March 27, 2023
Catherine Seavitt Nordenson (Princeton M.Arch ‘96) has been selected to join the faculty at the Weitzman School of Design at the University of Pennsylvania as a tenured professor and chair of the Department of Landscape Architecture, effective July 1, 2023.
Seavitt is a registered architect and landscape architect as well as a professor of landscape architecture at the City College of New York, where she has directed the Master of Landscape Architecture program. Her work explores climate-adaptive futures in urban environments and novel mitigation strategies addressing the climate emergency. Her research and publications examine the role of landscape architects as significant participants at the intersection of political power, environmental advocacy, and public health, as seen through the design of equitable public space and policy. Her books include Depositions: Roberto Burle Marx and Public Landscapes under Dictatorship (University of Texas Press, 2018); Structures of Coastal Resilience (with Guy Nordenson and Julia Chapman; Island Press, 2018); and On the Water: Palisade Bay (Hatje Cantz, 2010). Her essays have been published widely, including by the journals Architectural Review, Artforum, Avery Review, Harvard Design Magazine, JoLA, LA+, Landscape Architecture Magazine, and Topos.

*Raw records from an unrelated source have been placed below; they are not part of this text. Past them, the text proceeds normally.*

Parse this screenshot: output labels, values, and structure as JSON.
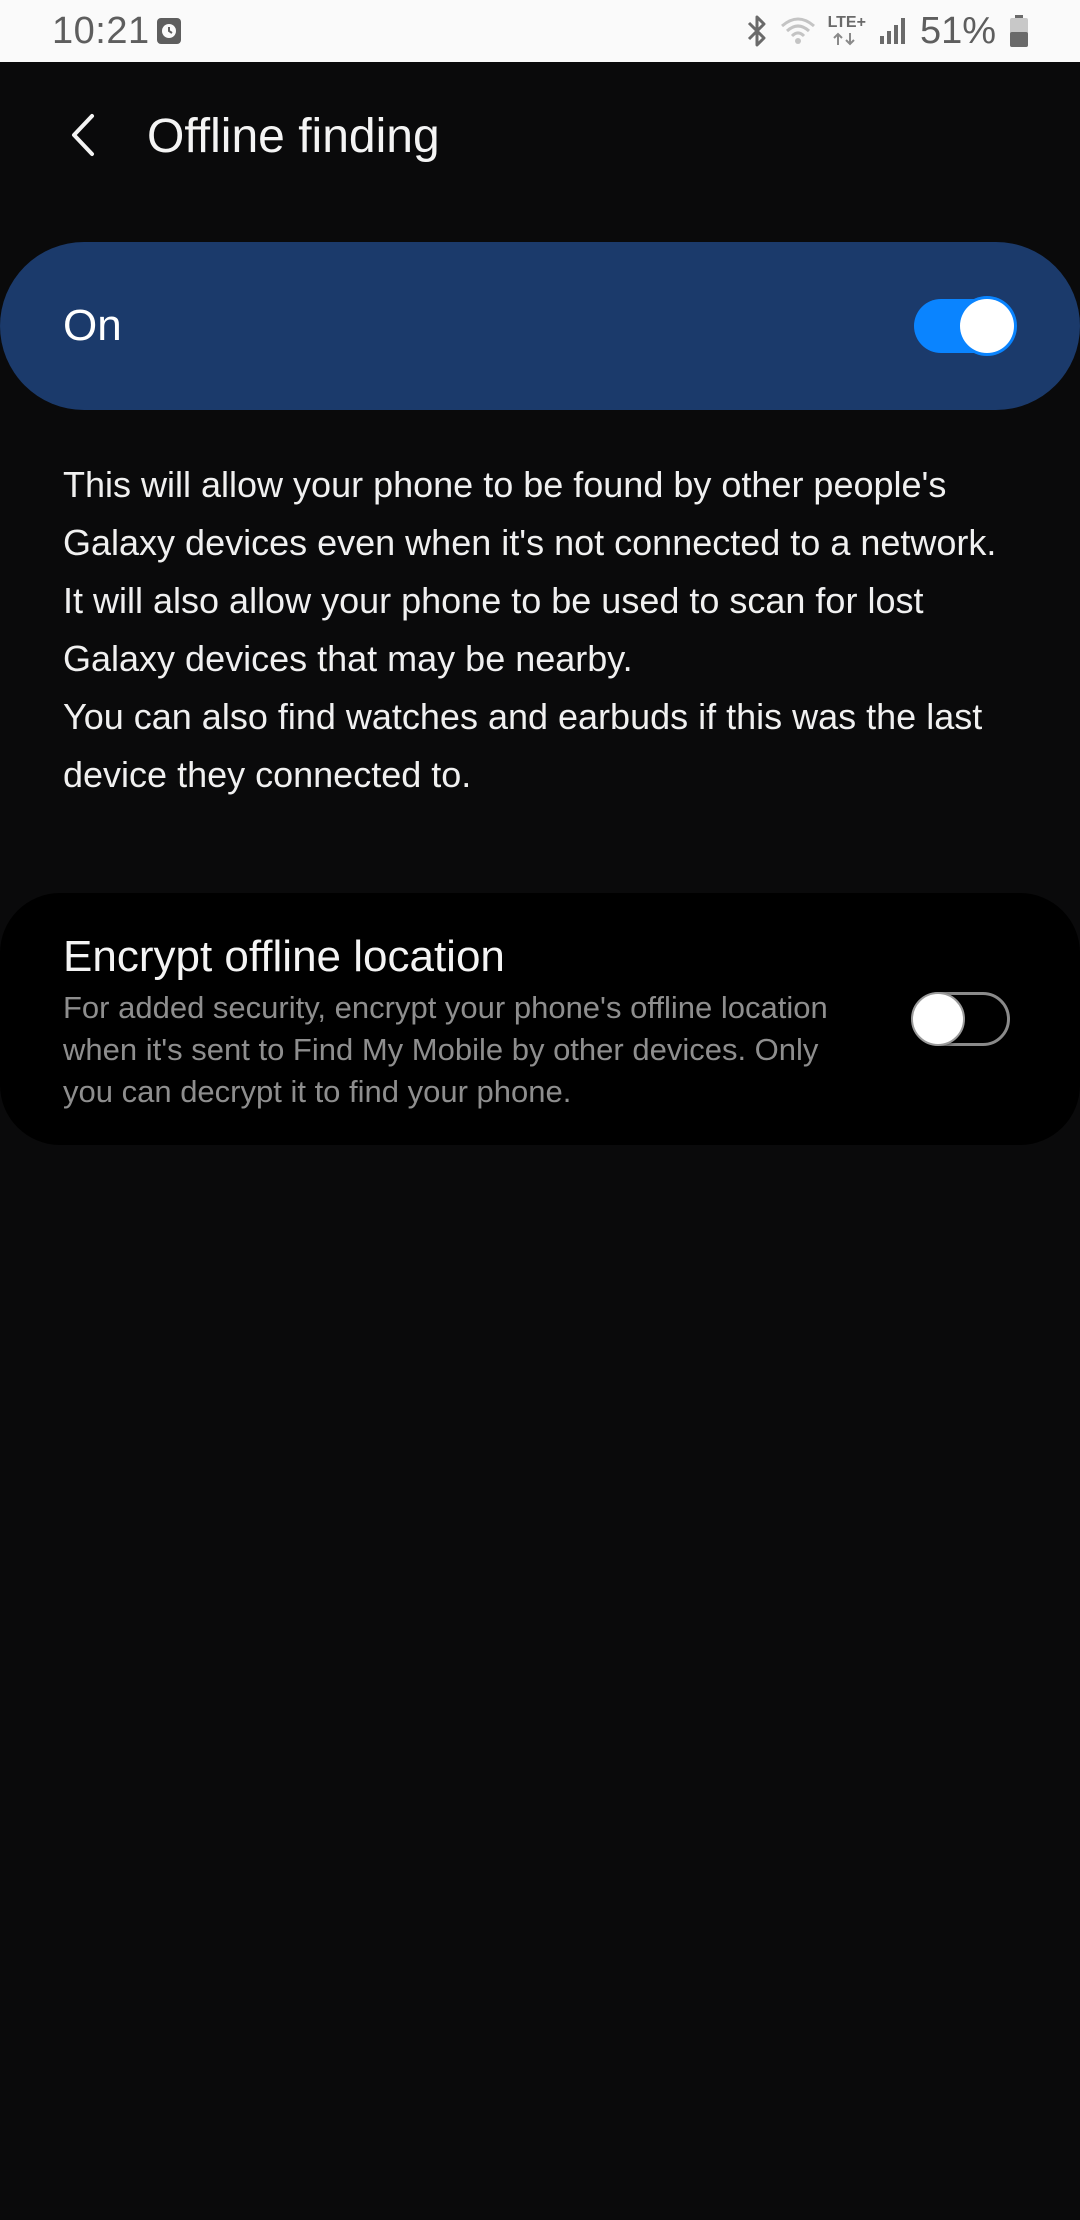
{
  "status_bar": {
    "time": "10:21",
    "network": "LTE+",
    "battery": "51%",
    "icons": [
      "clock-icon",
      "bluetooth-icon",
      "wifi-icon",
      "lte-data-icon",
      "signal-icon",
      "battery-icon"
    ]
  },
  "header": {
    "title": "Offline finding",
    "back_icon": "chevron-left-icon"
  },
  "master_switch": {
    "label": "On",
    "state": true,
    "color": "#1b3a6b"
  },
  "description": {
    "paragraph1": "This will allow your phone to be found by other people's Galaxy devices even when it's not connected to a network. It will also allow your phone to be used to scan for lost Galaxy devices that may be nearby.",
    "paragraph2": "You can also find watches and earbuds if this was the last device they connected to."
  },
  "encrypt_setting": {
    "title": "Encrypt offline location",
    "summary": "For added security, encrypt your phone's offline location when it's sent to Find My Mobile by other devices. Only you can decrypt it to find your phone.",
    "state": false
  },
  "colors": {
    "background": "#0a0a0b",
    "accent": "#0a84ff",
    "status_bar": "#fafafa"
  }
}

She is currently at work on a book-length study of 19th-century sanitary engineer George E. Waring, Jr. to be published by the University of Texas Press that examines the relationship of public health with issues of climate, race, empire, and the infrastructural landscape.
In 2017, Seavitt partnered with the Regional Plan Association to develop an ecological design strategy as part of the Fourth Regional Plan, which was honored by Penn with the Witte-Sakamoto Family Medal in City & Regional Planning. The companion book Four Corridors (Hatje Cantz, 2019), co-edited by Seavitt, Paul Lewis, and Guy Nordenson, documents that design initiative. Her work with Guy Nordenson and Adam Yarinsky on the risks and responses to future sea level rise and coastal flooding at New York Harbor was the basis for the exhibition Rising Currents: Projects for New York’s Waterfront, presented by The Museum of Modern Art in 2010. She received funding from the Rockefeller Foundation to develop new and novel resilience proposals for Jamaica Bay, New York, foregrounding the importance of natural systems and ecological health.

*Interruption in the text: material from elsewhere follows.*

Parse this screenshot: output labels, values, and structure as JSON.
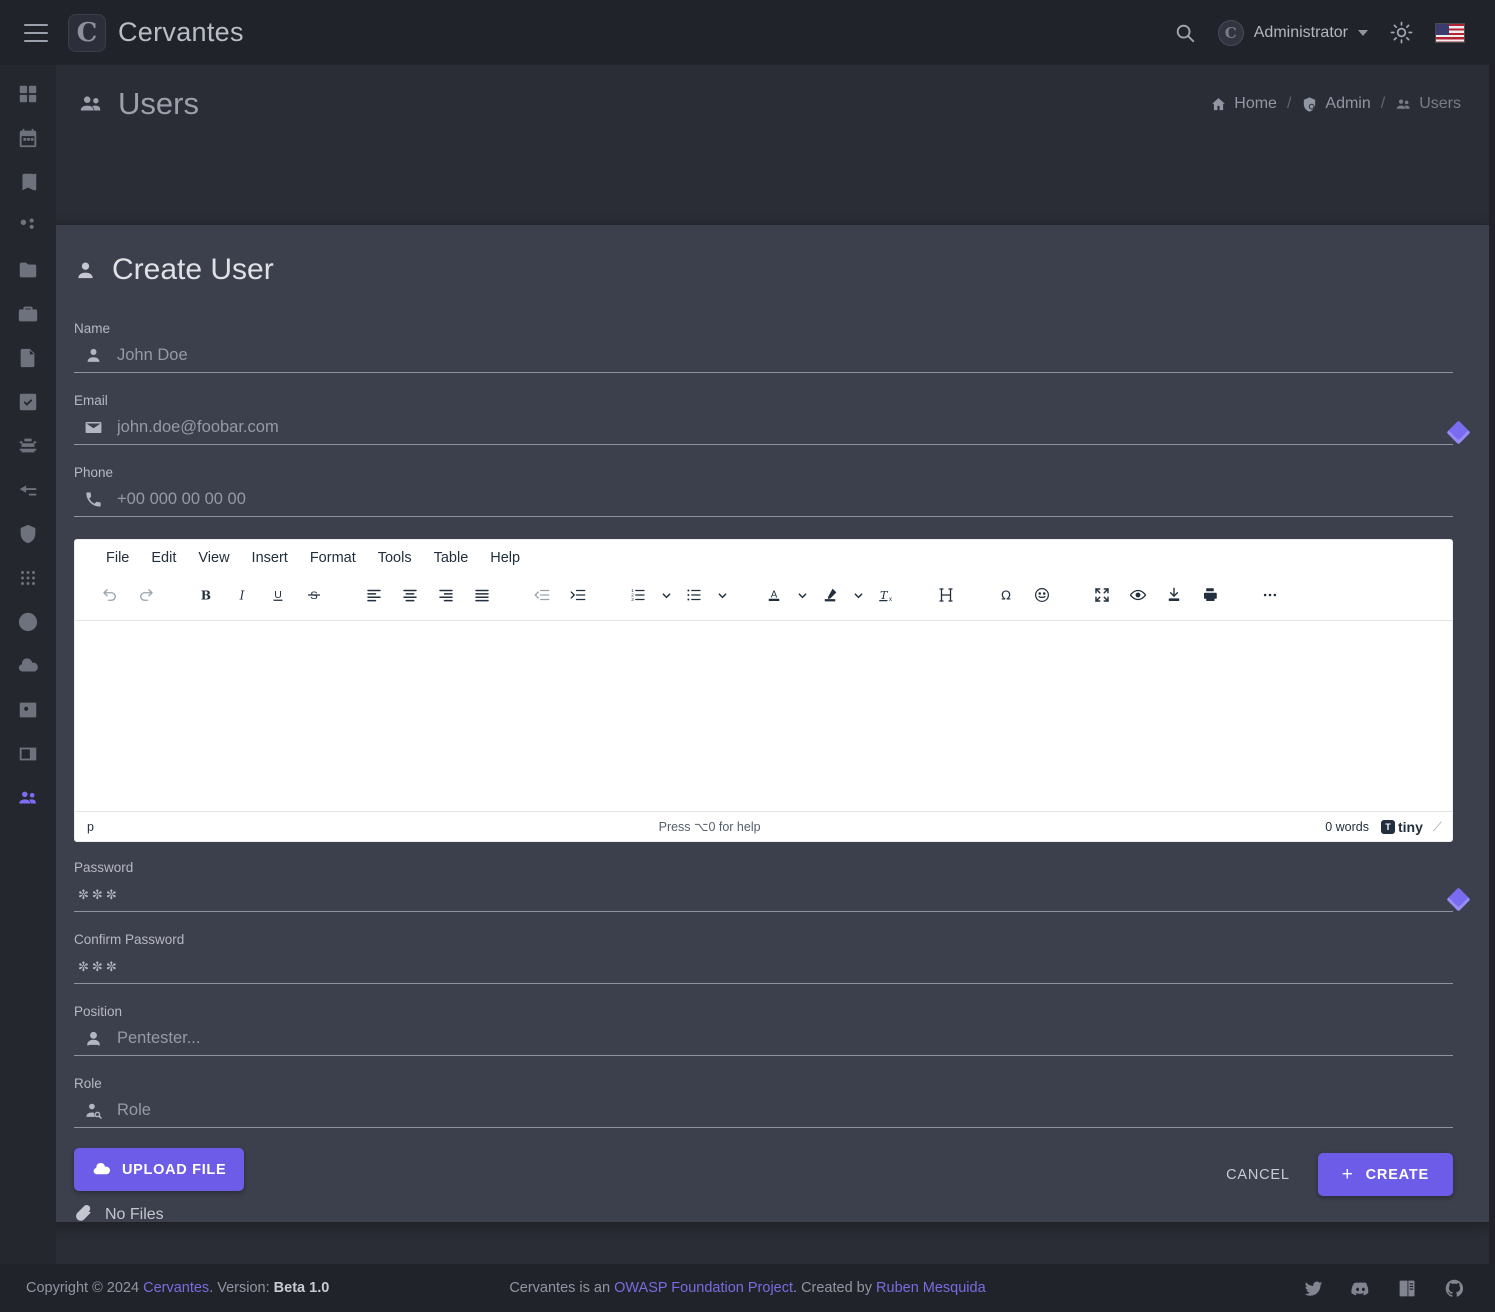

In 2021, Seavitt was elected to the Council of Fellows by the American Society of Landscape Architects, one of the highest honors the society bestows upon its members. She is a fellow of the American Academy in Rome and was the recipient of a Fulbright Fellowship for research in Brazil. She has been honored for leadership and excellence in teaching by the American Society of Landscape Architects and the City College of New York, where she increased support for female, Black, Latinx, and LGBTQ students. In addition to City College, she has taught at the Cooper Union, Princeton University, Harvard Graduate School of Design, Parsons School of Design, Louisiana State University, and the University of Virginia.